No 1ª Domingo do Advento somos convidados a refletir acerca da Esperança e da graça. Meditemos com Frei Raniero Cantalamessa: "A graça é a "presença" da salvação (como a glória é sua esperança); ela é o advento sempre em ato, que não se estende no tempo, mas na alma, porque o "advento" significa visita e a graça não é outra coisa senão isto: Deus que visita o homem, transformando-o, com sua presença, de um pobre ser cheio de fraqueza num participante da natureza divina (2Pd 1,4), numa criatura que Deus ama e na qual "se compraz".

Notícias do Santuário

01.12.2023 - 08:00:00 | 9 minutos

“A ESPERA E A GRAÇA”

Um novo ano litúrgico tem início neste domingo. Considerado também como o ano da Igreja, o ano litúrgico tem a mesma duração do civil, diferenciando-se em conteúdo e datas de início e fim. Elemento comum entre os dois é o domingo, dia que nas nações cristãs marca o ritmo tanto de um quanto do outro, constituindo uma espécie de ponto de encontro entre natureza e graça.
Ao me referir a conteúdo diferente, quis dizer, com efeito, que o ano civil se desenrola em dias, meses e estações que somente refletem o ritmo do cosmo; isto é, o movimento de rotação da Terra em torno de si mesma e a revolução anual em torno do Sol, do qual depende o alternar-se do dia e da noite, do calor e do frio. O ano litúrgico supõe tudo isso, da mesma forma que a graça supõe a natureza; mas acrescenta uma dimensão nova: a história. Exatamente a história que tem por protagonistas Deus e o homem, e que interessa, por isso, a todos os homens, e em comparação à qual toda outra história pode parecer particular e de pouca importância.
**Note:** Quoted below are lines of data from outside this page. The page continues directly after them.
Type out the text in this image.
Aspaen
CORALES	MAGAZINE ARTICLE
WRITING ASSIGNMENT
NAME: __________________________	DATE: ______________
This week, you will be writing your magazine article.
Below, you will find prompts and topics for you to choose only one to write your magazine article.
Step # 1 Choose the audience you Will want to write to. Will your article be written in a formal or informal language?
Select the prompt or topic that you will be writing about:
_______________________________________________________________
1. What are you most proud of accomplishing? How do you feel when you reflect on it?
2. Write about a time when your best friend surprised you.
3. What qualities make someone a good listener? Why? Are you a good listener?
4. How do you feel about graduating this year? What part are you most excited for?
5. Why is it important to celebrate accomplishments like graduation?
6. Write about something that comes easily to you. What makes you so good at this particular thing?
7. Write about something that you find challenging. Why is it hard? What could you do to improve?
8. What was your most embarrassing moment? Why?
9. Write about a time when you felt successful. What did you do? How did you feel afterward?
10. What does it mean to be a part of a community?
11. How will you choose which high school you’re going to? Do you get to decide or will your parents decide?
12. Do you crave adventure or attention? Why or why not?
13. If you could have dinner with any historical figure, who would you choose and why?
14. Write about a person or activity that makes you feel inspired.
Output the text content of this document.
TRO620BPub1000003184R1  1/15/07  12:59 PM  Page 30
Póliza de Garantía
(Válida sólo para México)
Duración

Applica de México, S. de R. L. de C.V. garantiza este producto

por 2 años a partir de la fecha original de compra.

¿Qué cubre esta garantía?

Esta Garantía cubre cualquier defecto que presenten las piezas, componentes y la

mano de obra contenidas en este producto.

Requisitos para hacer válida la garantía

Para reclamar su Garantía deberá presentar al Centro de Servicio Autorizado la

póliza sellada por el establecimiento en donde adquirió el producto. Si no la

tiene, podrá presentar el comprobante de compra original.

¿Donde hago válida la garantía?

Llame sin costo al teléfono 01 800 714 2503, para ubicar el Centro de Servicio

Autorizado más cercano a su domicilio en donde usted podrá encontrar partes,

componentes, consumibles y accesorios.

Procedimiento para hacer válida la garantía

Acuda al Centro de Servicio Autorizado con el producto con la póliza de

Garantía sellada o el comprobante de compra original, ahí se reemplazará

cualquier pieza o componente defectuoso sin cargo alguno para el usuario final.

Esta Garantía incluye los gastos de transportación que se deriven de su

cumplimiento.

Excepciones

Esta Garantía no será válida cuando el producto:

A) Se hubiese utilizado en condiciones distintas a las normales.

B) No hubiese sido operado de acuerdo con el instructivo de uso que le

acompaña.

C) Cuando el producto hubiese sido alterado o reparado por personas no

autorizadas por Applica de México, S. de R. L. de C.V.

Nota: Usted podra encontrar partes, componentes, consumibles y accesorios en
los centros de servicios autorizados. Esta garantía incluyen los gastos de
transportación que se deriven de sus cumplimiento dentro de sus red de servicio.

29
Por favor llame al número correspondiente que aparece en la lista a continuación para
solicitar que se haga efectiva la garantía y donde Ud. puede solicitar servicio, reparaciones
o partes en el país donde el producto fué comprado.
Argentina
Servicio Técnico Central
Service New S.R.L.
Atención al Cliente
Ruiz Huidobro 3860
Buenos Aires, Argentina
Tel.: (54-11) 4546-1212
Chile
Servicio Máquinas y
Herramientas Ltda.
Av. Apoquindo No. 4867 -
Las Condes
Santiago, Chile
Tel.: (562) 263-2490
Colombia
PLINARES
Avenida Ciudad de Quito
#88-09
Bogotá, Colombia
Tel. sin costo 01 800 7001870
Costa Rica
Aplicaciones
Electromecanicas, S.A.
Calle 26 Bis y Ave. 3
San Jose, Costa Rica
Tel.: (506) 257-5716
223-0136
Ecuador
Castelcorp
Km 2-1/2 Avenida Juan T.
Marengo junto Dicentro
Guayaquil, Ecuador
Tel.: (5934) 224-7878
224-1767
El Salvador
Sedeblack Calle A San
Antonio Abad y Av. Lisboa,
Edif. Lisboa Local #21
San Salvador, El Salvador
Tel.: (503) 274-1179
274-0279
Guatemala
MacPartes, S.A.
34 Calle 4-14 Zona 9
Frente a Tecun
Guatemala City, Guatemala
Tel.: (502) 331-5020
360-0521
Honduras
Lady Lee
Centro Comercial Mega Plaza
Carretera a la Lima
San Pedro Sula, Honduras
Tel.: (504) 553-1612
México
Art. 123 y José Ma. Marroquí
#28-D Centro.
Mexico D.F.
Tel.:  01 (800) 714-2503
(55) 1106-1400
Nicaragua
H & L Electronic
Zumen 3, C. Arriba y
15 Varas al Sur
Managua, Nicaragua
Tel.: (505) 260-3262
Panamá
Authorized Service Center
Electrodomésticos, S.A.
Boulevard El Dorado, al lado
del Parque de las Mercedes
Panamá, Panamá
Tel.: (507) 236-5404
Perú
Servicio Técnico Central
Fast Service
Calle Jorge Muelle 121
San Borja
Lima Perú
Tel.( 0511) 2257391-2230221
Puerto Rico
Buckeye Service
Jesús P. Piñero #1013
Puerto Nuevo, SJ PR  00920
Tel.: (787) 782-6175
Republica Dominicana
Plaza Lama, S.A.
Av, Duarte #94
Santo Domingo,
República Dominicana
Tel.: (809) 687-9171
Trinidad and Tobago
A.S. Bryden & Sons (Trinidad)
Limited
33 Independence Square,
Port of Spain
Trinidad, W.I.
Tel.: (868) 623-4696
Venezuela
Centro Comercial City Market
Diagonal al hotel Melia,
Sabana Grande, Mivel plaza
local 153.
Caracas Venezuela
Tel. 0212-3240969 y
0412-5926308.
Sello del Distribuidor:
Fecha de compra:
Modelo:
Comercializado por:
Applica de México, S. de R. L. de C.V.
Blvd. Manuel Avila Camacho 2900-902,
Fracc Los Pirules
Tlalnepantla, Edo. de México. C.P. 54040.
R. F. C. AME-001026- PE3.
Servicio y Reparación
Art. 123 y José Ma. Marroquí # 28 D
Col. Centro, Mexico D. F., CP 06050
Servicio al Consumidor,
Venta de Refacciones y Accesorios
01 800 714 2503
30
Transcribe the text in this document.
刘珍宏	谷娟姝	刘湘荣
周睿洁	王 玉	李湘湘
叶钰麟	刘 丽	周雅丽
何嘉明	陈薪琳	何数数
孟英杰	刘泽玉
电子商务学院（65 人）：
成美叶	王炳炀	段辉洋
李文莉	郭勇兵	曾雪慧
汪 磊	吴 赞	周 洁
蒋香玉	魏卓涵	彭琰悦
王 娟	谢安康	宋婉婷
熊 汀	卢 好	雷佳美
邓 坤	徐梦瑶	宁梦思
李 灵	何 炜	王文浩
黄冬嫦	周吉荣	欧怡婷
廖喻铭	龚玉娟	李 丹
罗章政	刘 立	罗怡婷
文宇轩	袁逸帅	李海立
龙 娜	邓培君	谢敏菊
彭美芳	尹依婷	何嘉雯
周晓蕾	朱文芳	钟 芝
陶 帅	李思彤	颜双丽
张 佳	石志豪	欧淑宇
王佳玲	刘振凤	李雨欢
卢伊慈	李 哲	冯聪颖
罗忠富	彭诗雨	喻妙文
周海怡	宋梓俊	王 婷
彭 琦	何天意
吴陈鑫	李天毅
O ano litúrgico é evocação e atualização (isto é, memória e presença) de toda a história da salvação "já" realizada e é, ao mesmo tempo, promessa e antecipação da história da salvação que "ainda" deverá realizar-se. Cada tempo ou ciclo litúrgico faz reviver uma fase particular dessa história da salvação; os tempos litúrgicos são, por assim dizer, as estações do ano litúrgico; entre eles, o Advento representa a primavera, estação da espera e das promessas.

Os textos deste primeiro domingo nos permitem descobrir o que é o Advento: é memória, presença e espera, como, aliás, toda a liturgia da Igreja. Memória e espera. Vejamos Isaías, o profeta que viveu setecentos anos antes de Cristo: Sois vós, Senhor, o nosso pai, nosso Redentor [...]. Por que, Senhor, desviar-nos para longe de vossos caminhos. Voltai, por amor de vossos servos e das tribos de vossa herança! A lembrança da bondade de Deus nos faz descobrir a tristeza da situação presente, mas nos leva a esperar, para o futuro, uma nova intervenção divina.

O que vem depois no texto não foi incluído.